Molto giovane entrò nell’Ordine della Mercede. Il Padre Francesco Zumel narra che il giovane Raimondo fu discepolo del primo frate e Maestro dell’Ordine, Pietro Nolasco.  Fu, pertanto, redentore di schiavi in terra di mori. In una redenzione che realizzò in Algeri, dovette rimanere in ostaggio. Fu allora che soffrì il tormento di vedere chiuse le sue labbra con un lucchetto di ferro per impedirgli di indirizzare parole di conforto agli schiavi cristiani e predicare la buona novella liberatrice del Vangelo. Riscattato dai suoi fratelli mercedari, il papa Gregorio IX lo nominò Cardinale della Chiesa con il titolo di sant’Eustachio.
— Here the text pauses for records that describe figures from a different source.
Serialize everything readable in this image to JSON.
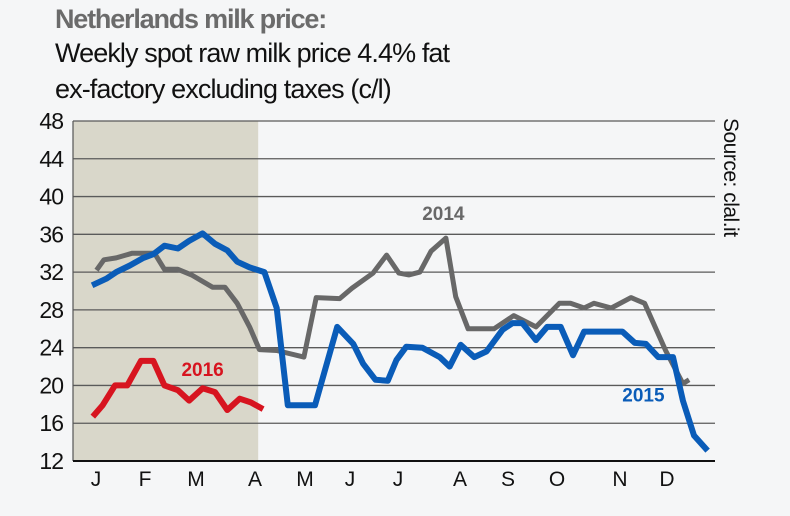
{
  "header": {
    "title": "Netherlands milk price:",
    "subtitle_line1": "Weekly spot raw milk price 4.4% fat",
    "subtitle_line2": "ex-factory excluding taxes (c/l)"
  },
  "source": "Source: clal.it",
  "chart_data": {
    "type": "line",
    "title": "Netherlands milk price: Weekly spot raw milk price 4.4% fat ex-factory excluding taxes (c/l)",
    "xlabel": "",
    "ylabel": "",
    "x_unit": "week of year",
    "xlim": [
      0,
      52
    ],
    "ylim": [
      12,
      48
    ],
    "yticks": [
      12,
      16,
      20,
      24,
      28,
      32,
      36,
      40,
      44,
      48
    ],
    "xtick_labels": [
      "J",
      "F",
      "M",
      "A",
      "M",
      "J",
      "J",
      "A",
      "S",
      "O",
      "N",
      "D"
    ],
    "grid": true,
    "shaded_region_weeks": [
      0,
      15
    ],
    "colors": {
      "background": "#f5f6f7",
      "shade": "#d9d7ca",
      "grid": "#5a5a5a"
    },
    "series": [
      {
        "name": "2014",
        "color": "#686868",
        "points": [
          [
            1.9,
            32.2
          ],
          [
            2.5,
            33.3
          ],
          [
            3.5,
            33.5
          ],
          [
            4.8,
            34.0
          ],
          [
            5.9,
            34.0
          ],
          [
            6.6,
            34.0
          ],
          [
            7.4,
            32.3
          ],
          [
            8.5,
            32.3
          ],
          [
            9.6,
            31.7
          ],
          [
            11.3,
            30.4
          ],
          [
            12.3,
            30.4
          ],
          [
            13.3,
            28.7
          ],
          [
            14.3,
            26.2
          ],
          [
            15.1,
            23.8
          ],
          [
            16.5,
            23.7
          ],
          [
            18.7,
            23.0
          ],
          [
            19.7,
            29.3
          ],
          [
            21.6,
            29.2
          ],
          [
            22.6,
            30.3
          ],
          [
            24.3,
            31.9
          ],
          [
            25.4,
            33.8
          ],
          [
            26.4,
            31.9
          ],
          [
            27.2,
            31.7
          ],
          [
            28.1,
            32.0
          ],
          [
            29.0,
            34.2
          ],
          [
            30.2,
            35.6
          ],
          [
            31.0,
            29.4
          ],
          [
            32.0,
            26.0
          ],
          [
            34.1,
            26.0
          ],
          [
            35.7,
            27.4
          ],
          [
            37.5,
            26.2
          ],
          [
            39.4,
            28.7
          ],
          [
            40.3,
            28.7
          ],
          [
            41.4,
            28.2
          ],
          [
            42.2,
            28.7
          ],
          [
            43.6,
            28.2
          ],
          [
            45.2,
            29.3
          ],
          [
            46.3,
            28.7
          ],
          [
            48.0,
            23.7
          ],
          [
            49.4,
            20.2
          ],
          [
            49.9,
            20.6
          ]
        ],
        "label_at": [
          30.0,
          37.5
        ]
      },
      {
        "name": "2015",
        "color": "#0a5cb8",
        "points": [
          [
            1.55,
            30.6
          ],
          [
            2.7,
            31.3
          ],
          [
            3.5,
            32.0
          ],
          [
            4.6,
            32.7
          ],
          [
            5.7,
            33.5
          ],
          [
            6.5,
            33.9
          ],
          [
            7.4,
            34.8
          ],
          [
            8.5,
            34.5
          ],
          [
            9.4,
            35.3
          ],
          [
            10.5,
            36.1
          ],
          [
            11.5,
            35.0
          ],
          [
            12.5,
            34.3
          ],
          [
            13.3,
            33.1
          ],
          [
            14.3,
            32.5
          ],
          [
            15.5,
            32.0
          ],
          [
            16.5,
            28.2
          ],
          [
            17.4,
            17.9
          ],
          [
            19.6,
            17.9
          ],
          [
            21.4,
            26.2
          ],
          [
            22.7,
            24.4
          ],
          [
            23.5,
            22.3
          ],
          [
            24.5,
            20.6
          ],
          [
            25.5,
            20.5
          ],
          [
            26.2,
            22.7
          ],
          [
            27.0,
            24.1
          ],
          [
            28.3,
            24.0
          ],
          [
            29.7,
            23.0
          ],
          [
            30.5,
            22.0
          ],
          [
            31.4,
            24.3
          ],
          [
            32.5,
            23.0
          ],
          [
            33.5,
            23.6
          ],
          [
            34.8,
            25.9
          ],
          [
            35.6,
            26.6
          ],
          [
            36.4,
            26.6
          ],
          [
            37.5,
            24.8
          ],
          [
            38.4,
            26.2
          ],
          [
            39.5,
            26.2
          ],
          [
            40.5,
            23.2
          ],
          [
            41.4,
            25.7
          ],
          [
            42.4,
            25.7
          ],
          [
            44.5,
            25.7
          ],
          [
            45.5,
            24.5
          ],
          [
            46.4,
            24.4
          ],
          [
            47.4,
            23.0
          ],
          [
            48.6,
            23.0
          ],
          [
            49.4,
            18.4
          ],
          [
            50.3,
            14.7
          ],
          [
            51.4,
            13.1
          ]
        ],
        "label_at": [
          46.2,
          18.3
        ]
      },
      {
        "name": "2016",
        "color": "#d7141f",
        "points": [
          [
            1.6,
            16.7
          ],
          [
            2.4,
            17.9
          ],
          [
            3.4,
            20.0
          ],
          [
            4.4,
            20.0
          ],
          [
            5.5,
            22.6
          ],
          [
            6.5,
            22.6
          ],
          [
            7.4,
            20.0
          ],
          [
            8.5,
            19.5
          ],
          [
            9.4,
            18.4
          ],
          [
            10.5,
            19.7
          ],
          [
            11.5,
            19.3
          ],
          [
            12.5,
            17.4
          ],
          [
            13.5,
            18.6
          ],
          [
            14.4,
            18.2
          ],
          [
            15.4,
            17.5
          ]
        ],
        "label_at": [
          10.5,
          21.0
        ]
      }
    ]
  }
}
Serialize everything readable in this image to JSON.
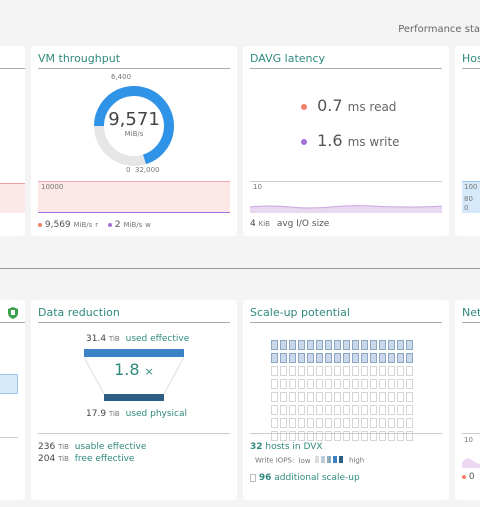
{
  "page": {
    "title": "Performance sta"
  },
  "vm_throughput": {
    "title": "VM throughput",
    "gauge": {
      "top_label": "6,400",
      "value": "9,571",
      "unit": "MiB/s",
      "min_label": "0",
      "max_label": "32,000",
      "fraction": 0.3
    },
    "chart_top_label": "10000",
    "legend": [
      {
        "value": "9,569",
        "unit": "MiB/s",
        "label": "r",
        "color": "#f0826b"
      },
      {
        "value": "2",
        "unit": "MiB/s",
        "label": "w",
        "color": "#a46fd8"
      }
    ]
  },
  "davg_latency": {
    "title": "DAVG latency",
    "read": {
      "value": "0.7",
      "label": "ms read",
      "color": "#f0826b"
    },
    "write": {
      "value": "1.6",
      "label": "ms write",
      "color": "#a46fd8"
    },
    "chart_top_label": "10",
    "io_value": "4",
    "io_unit": "KiB",
    "io_label": "avg I/O size"
  },
  "right_top": {
    "title": "Hos",
    "labels": [
      "100",
      "80",
      "0"
    ]
  },
  "data_reduction": {
    "title": "Data reduction",
    "used_effective_value": "31.4",
    "used_effective_unit": "TiB",
    "used_effective_label": "used effective",
    "ratio": "1.8",
    "ratio_suffix": "×",
    "used_physical_value": "17.9",
    "used_physical_unit": "TiB",
    "used_physical_label": "used physical",
    "usable_value": "236",
    "usable_unit": "TiB",
    "usable_label": "usable effective",
    "free_value": "204",
    "free_unit": "TiB",
    "free_label": "free effective"
  },
  "scale_up": {
    "title": "Scale-up potential",
    "hosts_count": "32",
    "hosts_label": "hosts in DVX",
    "iops_label": "Write IOPS:",
    "iops_low": "low",
    "iops_high": "high",
    "additional_value": "96",
    "additional_label": "additional scale-up"
  },
  "right_bottom": {
    "title": "Netw",
    "label": "10",
    "legend_value": "0",
    "legend_color": "#f0826b"
  },
  "colors": {
    "accent": "#2f8a7e",
    "blue": "#2f93e8",
    "navy": "#2f5e85",
    "read": "#f0826b",
    "write": "#a46fd8"
  }
}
Quando era in viaggio per Roma, convocato dal Sommo Pontefice, lo raggiunse la morte nel castello di Cardona, l’anno 1240. Il suo corpo, il cui possesso si disputavano l’Ordine della Mercede, il signor visconde e la cittadina di Cardona, fu affidato alla Provvidenza divina sulla groppa di una mula cieca che, senza guida che la conducesse, s’incamminò al trotto, accompagnata da una folla, verso l’eremita di san Nicola dove si diede sepoltura al suo corpo  venerabile.